Malware has threatened computers, networks and infrastructure since the 1980s. There are two major technologies to defend against this, but most organizations rely almost exclusively on one approach, the decade old signature-based methodology. The most advanced malware detection method via behavior analysis is gaining ground quickly, but is still largely unknown.
Signature-based malware detection is used to identify “known” malware. Unfortunately, new versions of malicious code are appearing that are not recognized by signature-based technologies. These new forms of malware can only be distinguished from benign files and activities by behavioral analysis.
Track of signature-based technologies known threats
In computing, all objects have attributes that can be used to create a unique signature. Algorithms can quickly and efficiently scan an object to determine its digital signature.
When an anti-malware solution provider identifies an object as malicious, its signature is added to a known malware database. These repositories can contain hundreds of millions of signatures that identify malicious objects. This method of identifying malicious objects has been the primary technique used by malicious products and remains the basic approach used by the latest firewalls, email and network gateways.
Signature-based malware detection technology has a number of strengths, the main one being that it is well known and understood – the very first anti-virus programs used this approach. It is also fast, simple to perform, and widely available. Above all, it offers good protection against the millions of older but still active threats.
Don’t wait for signatures
Checking that a new file is malicious can be complex and time consuming, and often the malware has already evolved by then. The 2017 Cisco Cybersecurity Annual Report found that 95% of malicious files scanned did not even have 24 hours, indicating a rapid “time to change.” Delay in identifying new forms of malware leaves businesses vulnerable to serious damage.
Modern malware often strikes immediately, decimating in a short time. Jigsaw, for example, starts deleting files within 24 hours. HDDcryptor infected 2,000 San Francisco City Transportation Agency systems before it was detected. Therefore, being vulnerable to infection while waiting for a signature is very risky.
Another problem is that today’s advanced malware can change its signature to avoid detection; signatures are created by examining internal components of an object, and malware authors simply modify those components while preserving the functionality and behavior of the object.
There are several transformation techniques, including swapping code, renaming registers, extending and reducing code, and inserting trash code or other constructs.
Behavior-based malware detection
Behavior-based malware detection evaluates an object based on its intended actions before it can actually perform that behavior. The behavior of an object, or in some cases its potential behavior, is scanned for suspicious activity. Attempts to perform actions that are clearly abnormal or unauthorized would indicate that the object is malicious, or at least suspicious.
There are a multitude of behaviors that indicate potential danger. Some examples include attempting to discover a sandbox environment, disabling security checks, installing rootkits, and registering for autostart.

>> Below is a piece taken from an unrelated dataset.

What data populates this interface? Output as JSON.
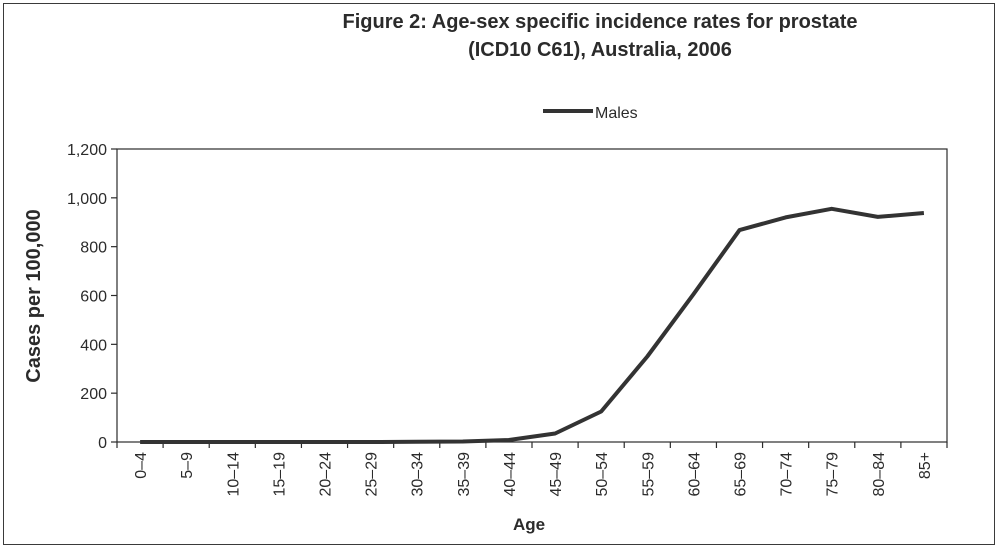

Evaluating malicious behavior while it is being executed is called dynamic analysis. The threat potential or malicious intent can also be assessed by static analysis, which looks for dangerous abilities in the code and structure of the object.
While no solution is completely foolproof, behavior-based detection still enables technology to discover new and unknown threats in near real time today. Here are some success stories of behavior-based technology when signature-based systems fail:
- Protection against new and unimaginable types of malware attacks
- Detect an individual instance of malware targeting a person or organization
- Identify what malware does in a specific environment when files are opened
- Obtain complete information about the malware
There are a few important limitations to be aware of. If malware determines that it is running in a sandbox, it will try to avoid detection by limiting malicious activity. It is essential that a sandbox remains undetectable, and most are not.
It also takes time to analyze the behavior of an object; While static analysis can be performed in real time, dynamic analysis can introduce latency while the object is being exercised. Additionally, many behavioral solutions are exclusively cloud-based, which can be a problem for some organizations.
Not all behavior-based technologies are created equal
Conventional sandbox technologies have limited visibility and can only assess the interaction between an object and the operating system. By observing 100% of the actions that a malicious object can take, even when it delegates those actions to the operating system or other programs, CSOs can assess not only the Communication with the operating system, but each instruction processed by the CPU.
How behavior-based solutions work
Advanced malware detection solutions observe and evaluate every line of code executed by malware in context. They analyze all requests for access to specific files, processes, connections or services. This includes every instruction executed at the operating system level or other programs that have been called, including low-level code hidden by rootkits.
The technology identifies all malicious, or at least suspicious, activity that, taken together, makes it very clear that a file is malicious before it is released over the network to actually perform any potentially harmful behavior.
Signature and behavior-based malware detection is important and has advantages. The best security will come from using both technologies. Too many security managers are misled by vendors promoting “next generation” firewalls and other “state of the art” security tools. They don’t realize that these “latest” products rely exclusively on a decades-old signature-based malware detection approach that will miss evasive malware and zero-day attacks.
No organization with sensitive data or critical operations to protect should be without behavior-based malware detection to augment the capabilities of existing security tools.